Geçen gün ulaştı elime. Prof. Dr. Abdüllatif Tüzer Hoca sağ olsun gönderdi. “Felsefe ve Tanrı” isimli kitabını. Basım tarihi: Ekim/2024. Bitirdim sayılır. Dipnotlara, atıflara ve kaynakça bölümüne bakınca kitabın yoğun bir emek mahsulü olduğu hemen anlaşılıyor. Dertli, aydınlık ve özgür bir zihinden çıkmış bir kitap. Akademik kuruluktan uzak. Yer yer sıkıcı detaylara rağmen. Yazar kitabın içinde yaşıyor. Keyifle okudum. Yedi bölümden oluşuyor. Bence en iyi işlenmiş bölümler ikinci ve yedinci bölümler. İkinci bölüm: tanrısız felsefe, yedinci bölüm: rasyonel mistisizm deizm. Deizmin en önemli özelliğinin tanrının onurunu korumak olduğunu söylüyor. Bu çok çarpıcı bir yaklaşım. Bugüne kadar deizm üzerine okuduğum en iyi metin diyebilirim. Tanrısız felsefe bölümünde hayatın anlamı, absürd, hayatı anlamsızlıktan kurtarmanın yolları ve bunun imkansızlığını çok özel seçilmiş alıntılarla mükemmel bir şekilde anlatılıyor. Pascal'a ait çok anlamlı bir pasajı zikretmeden geçmek olmaz:
"Beni bu dünyaya kimin gönderdiğini bilmiyorum. Ne dünya hakkında ne kendim hakkında bir bilgim var. Vücudumun ne olduğunu veya duygularımın, ruhumun ne olduğunu bilmiyorum. Söylediğim sözleri içimde düşünen hem her şey hakkında hem de kendisi hakkında tefekkürlerde bulunabilen, fakat ne eşyanın ne de kendisinin mahiyetini kavramaya gücü yetmeyen benliğimin o parçasını anlayamıyorum. Kainatın beni her taraftan ihata eden korkunç ve uçsuz bucaksız mekanlarını görüyorum. Bu engin uzayın bir köşesini de ben işgal etmekteyim. Fakat niçin başka bir yere değil de bu noktaya gönderildiğimi, yaşamak için bana bahşedilen zamanın benden evvel tam bir ezeliyet ve beni takip edecek bir ebediyet varken, niçin tam da bu ana isabet ettirildiğini anlayamıyorum.
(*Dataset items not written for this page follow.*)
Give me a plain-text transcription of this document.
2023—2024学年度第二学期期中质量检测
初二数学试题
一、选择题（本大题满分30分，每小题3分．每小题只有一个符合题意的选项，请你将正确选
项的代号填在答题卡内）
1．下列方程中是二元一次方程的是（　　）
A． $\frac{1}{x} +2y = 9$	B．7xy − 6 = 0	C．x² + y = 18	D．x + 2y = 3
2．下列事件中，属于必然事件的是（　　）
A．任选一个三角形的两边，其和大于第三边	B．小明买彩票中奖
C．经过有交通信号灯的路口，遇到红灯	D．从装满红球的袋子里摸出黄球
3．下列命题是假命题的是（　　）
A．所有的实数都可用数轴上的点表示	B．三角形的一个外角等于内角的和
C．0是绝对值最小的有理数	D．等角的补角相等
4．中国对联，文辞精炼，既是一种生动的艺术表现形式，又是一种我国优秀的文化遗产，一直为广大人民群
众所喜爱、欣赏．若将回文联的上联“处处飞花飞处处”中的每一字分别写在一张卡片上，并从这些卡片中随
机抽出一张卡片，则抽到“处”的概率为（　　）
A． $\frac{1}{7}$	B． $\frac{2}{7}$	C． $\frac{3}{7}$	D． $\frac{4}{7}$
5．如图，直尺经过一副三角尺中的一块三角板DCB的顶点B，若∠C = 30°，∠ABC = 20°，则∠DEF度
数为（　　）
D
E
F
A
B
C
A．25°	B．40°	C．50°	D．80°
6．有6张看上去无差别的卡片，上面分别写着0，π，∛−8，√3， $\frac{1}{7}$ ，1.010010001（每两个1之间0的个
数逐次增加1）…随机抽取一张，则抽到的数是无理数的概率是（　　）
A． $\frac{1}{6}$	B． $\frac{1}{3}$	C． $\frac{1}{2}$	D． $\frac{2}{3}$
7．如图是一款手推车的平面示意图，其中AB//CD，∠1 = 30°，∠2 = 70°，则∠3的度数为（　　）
Ben bir adımdan ibaretim bir daha geri gelmeyecek bir an için var olan, göz açıp kapayıncaya kadar şu dünyadan geçip giden geçici bir gölgeyim. Nereye baksam beni saran sonsuzluklardan başka bir şey göremiyorum. Bildiğim yegane şey yakında öleceğimdir; fakat benim için kaçınılmaz bir şey olan bu ölümün ne zaman ve nasıl olacağını da bilmiyorum..." (s.75)
Mitolojiler, ideolojiler, inanışlar, felsefeler, bilimler, kurgular bu anlamsızlık çölünden kurtulmak için icat ettiğimiz oyuncaklar. Okurken mistik bir heyecana kapıldığım tek bölüm. Yazarın bulduğu teselli mistik/şamanik deneyim. Zira özgürlük, farklılık, zenginlik, çoğulculuk, ötekine tahammül sadece burada vardır diyor. Tek tanrıcılık tek hakikatçiliği, tek hakikatçilik tek tipçiliği, tek tipçilik zulüm ve baskıyı doğurur. Onun için çok tanrıcılıktaki özgürlük ve demokrasi ortamını tek tanrıcılıkta göremiyoruz. Bütün sorunların ana kaynağı antropormorfik tanrı tasavvuru. Bu tasavvur tarihin başına bela oldu. Bu belayı insanlığın başına ilk salanlar ise Sümerler. Tanrı sustu, onun adına krallar, ruhbanlar, teologlar, papalar, şeyhler, mollalar konuştu daima. Deizm buna karşı yapılmış bir başkaldırıdır. Neyse gerisini merak edenler kitabı okusunlar. Hepsini değilse de sözünü ettiğim iki bölümü mutlaka okusunlar.